A cédula de US$100 mil foi emitida entre dezembro de 1934 e janeiro de 1935, nos Estados Unidos, durante a Grande Depressão. Criada no governo do presidente Franklin D. Roosevelt, ela surgiu para facilitar grandes transferências bancárias depois que o país abandonou o padrão-ouro e proibiu a posse privada de ouro (Executive Order 6102, de 1933).

O contexto exigia novas soluções: a economia em colapso, a retenção de ouro pela população e a necessidade do governo de manter o controle das reservas impulsionaram o Tesouro norte-americano a buscar alternativas.
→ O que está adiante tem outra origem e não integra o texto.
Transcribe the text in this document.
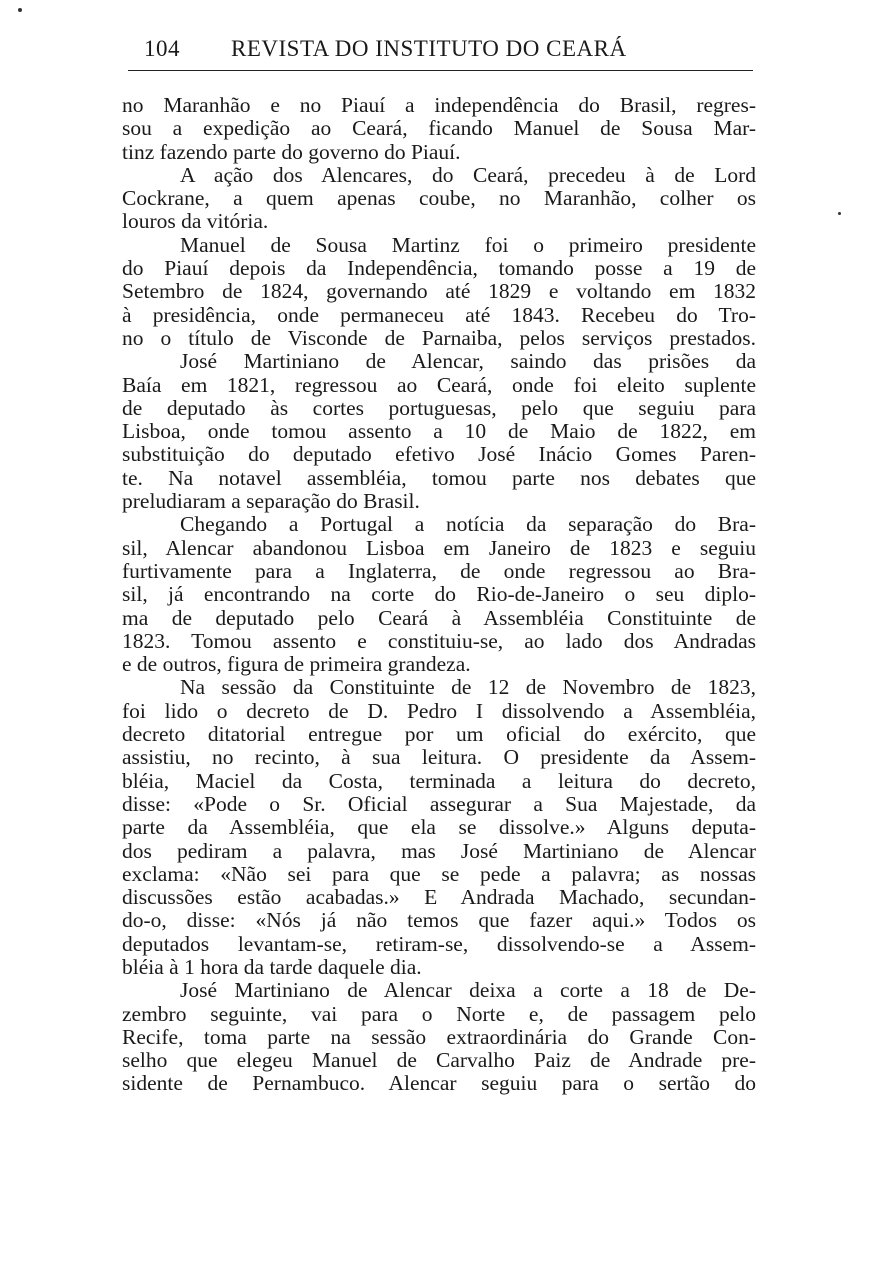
104 REVISTA DO INSTITUTO DO CEARÁ
no Maranhão e no Piauí a independência do Brasil, regres-
sou a expedição ao Ceará, ficando Manuel de Sousa Mar-
tinz fazendo parte do governo do Piauí.
A ação dos Alencares, do Ceará, precedeu à de Lord
Cockrane, a quem apenas coube, no Maranhão, colher os
louros da vitória.
Manuel de Sousa Martinz foi o primeiro presidente
do Piauí depois da Independência, tomando posse a 19 de
Setembro de 1824, governando até 1829 e voltando em 1832
à presidência, onde permaneceu até 1843. Recebeu do Tro-
no o título de Visconde de Parnaiba, pelos serviços prestados.
José Martiniano de Alencar, saindo das prisões da
Baía em 1821, regressou ao Ceará, onde foi eleito suplente
de deputado às cortes portuguesas, pelo que seguiu para
Lisboa, onde tomou assento a 10 de Maio de 1822, em
substituição do deputado efetivo José Inácio Gomes Paren-
te. Na notavel assembléia, tomou parte nos debates que
preludiaram a separação do Brasil.
Chegando a Portugal a notícia da separação do Bra-
sil, Alencar abandonou Lisboa em Janeiro de 1823 e seguiu
furtivamente para a Inglaterra, de onde regressou ao Bra-
sil, já encontrando na corte do Rio-de-Janeiro o seu diplo-
ma de deputado pelo Ceará à Assembléia Constituinte de
1823. Tomou assento e constituiu-se, ao lado dos Andradas
e de outros, figura de primeira grandeza.
Na sessão da Constituinte de 12 de Novembro de 1823,
foi lido o decreto de D. Pedro I dissolvendo a Assembléia,
decreto ditatorial entregue por um oficial do exército, que
assistiu, no recinto, à sua leitura. O presidente da Assem-
bléia, Maciel da Costa, terminada a leitura do decreto,
disse: «Pode o Sr. Oficial assegurar a Sua Majestade, da
parte da Assembléia, que ela se dissolve.» Alguns deputa-
dos pediram a palavra, mas José Martiniano de Alencar
exclama: «Não sei para que se pede a palavra; as nossas
discussões estão acabadas.» E Andrada Machado, secundan-
do-o, disse: «Nós já não temos que fazer aqui.» Todos os
deputados levantam-se, retiram-se, dissolvendo-se a Assem-
bléia à 1 hora da tarde daquele dia.
José Martiniano de Alencar deixa a corte a 18 de De-
zembro seguinte, vai para o Norte e, de passagem pelo
Recife, toma parte na sessão extraordinária do Grande Con-
selho que elegeu Manuel de Carvalho Paiz de Andrade pre-
sidente de Pernambuco. Alencar seguiu para o sertão do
Assim nasceu o chamado "Gold Certificate" de US$100 mil, destinado a operações internas entre o Tesouro e os bancos do Federal Reserve. Nunca foi emitido para circulação pública, nem poderia ser usado para pagar dívidas privadas.

A nota tinha uma função prática: representar o depósito de US$100 mil em ouro no Tesouro, sem a necessidade de transporte físico do metal. Funcionava como um instrumento contábil de altíssimo valor, exclusivo para transferências entre bancos centrais. Era uma solução temporária e restrita, criada para dar agilidade às operações financeiras de grande porte.

Visualmente, a cédula seguia o padrão das notas da época, medindo 152 x 66 mm. No anverso, trazia o retrato do presidente Woodrow Wilson e a certificação do valor em ouro. O verso, de cor laranja vibrante, exibia a inscrição "The United States of America – One Hundred Thousand Dollars" sobre um grande cifrão decorativo. As notas públicas costumam apresentar a marca "SPECIMEN", usada para fins educacionais.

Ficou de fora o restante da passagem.